In another world, there might be real merit to the idea that the best way to build an NBA team is by competing year after year and hoping to get lucky from there. Every title team needs once-in-a-generation luck; it’s not crazy to try winning games and landing in the middle of the playoff field while you wait for that luck. The problem for the Wizards is that even “middle of the playoff field” seems laughably far-fetched right now. They probably can’t trade Wall for the next four seasons after this one, and Wall’s contract will probably preclude them from ever building a team that can win. Tanking is the only way to take these next few seasons and make them productive. The team should wait to trade Beal until this June, but then they should auction him off for as many draft picks as they can find. If the Knicks don’t land at number one and miss out on Anthony Davis, offer them Beal and try to steal New York’s top five pick. Do the same with the Mavericks if they land in the top five. And if not Dallas or New York, target teams with multiple firsts and start stockpiling assets. Then, once Beal is gone, continue seeking out first and second rounders. To accomplish the former, take on bad money from around the league while you lose. Then, with the second round picks, take shots on high-upside projects, and over the next few seasons, see what you can build. (The Wizards, incidentally, don’t have their second round picks in 2019, 2020, 2021, 2022, or 2023, four of which have been traded this season; Adam Silver may have to institute a new Stepien rule, if only to prevent any future Grunfeld stats as sad as this one).
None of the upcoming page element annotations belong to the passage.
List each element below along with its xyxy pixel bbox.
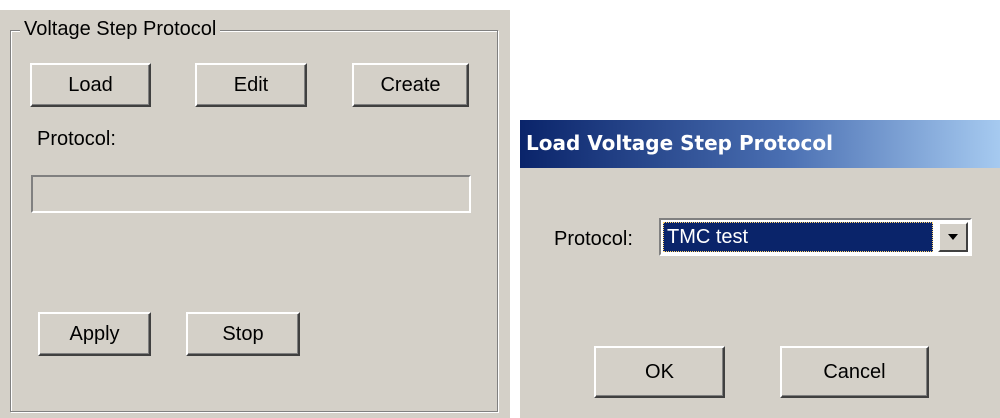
apply-button[interactable]: Apply [38, 312, 151, 356]
edit-button[interactable]: Edit [195, 63, 307, 107]
dialog-titlebar[interactable]: Load Voltage Step Protocol [520, 120, 1000, 168]
load-protocol-dialog: Load Voltage Step Protocol Protocol: TMC… [520, 120, 1000, 418]
protocol-select[interactable]: TMC test [659, 218, 972, 256]
protocol-field[interactable] [31, 175, 471, 213]
ok-button[interactable]: OK [594, 346, 725, 398]
chevron-down-icon[interactable] [938, 222, 968, 252]
cancel-button[interactable]: Cancel [780, 346, 929, 398]
dialog-title: Load Voltage Step Protocol [526, 131, 833, 155]
protocol-label: Protocol: [37, 128, 116, 150]
voltage-step-panel: Voltage Step Protocol Load Edit Create P… [0, 10, 510, 418]
stop-button[interactable]: Stop [186, 312, 300, 356]
dialog-protocol-label: Protocol: [554, 228, 633, 250]
protocol-select-value[interactable]: TMC test [663, 222, 933, 252]
groupbox-title: Voltage Step Protocol [20, 18, 221, 41]
create-button[interactable]: Create [352, 63, 469, 107]
load-button[interactable]: Load [30, 63, 151, 107]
Tanking and building entire seasons around second rounders and 19-year-old lottery picks may sound depressing, but if anyone is wary, please let the record reflect that the two most enjoyable stories of this Wizards season have been the emergence of Tomas Satoransky (a second round pick) and the progress Thomas Bryant (a G-Leaguer claimed off waivers in July). And as for depressing: the current season in Washington has been the bleakest basketball season of my life. In November, the best player on the team yelled at the general manager and said, “I’ve been dealing with this s**t for seven years” and it’s only gotten darker from there. Fans understand that the current team has peaked and an era is over and a new approach is required; the question is how long it will take management to recognize what’s obvious.
Will the Wizards tank? Will they get aggressive about building something that matters and giving fans a real reason to care about the future? Will they trade Trevor Ariza and Jeff Green to add second round picks and bolster their own lottery chances? Probably not. And why would they? Trevor Ariza is reportedly interested in re-signing, and there’s always room for a run to eighth place and a first round series against a Bucks team that beat the Wizards by a combined 45 points in two games over the past five days.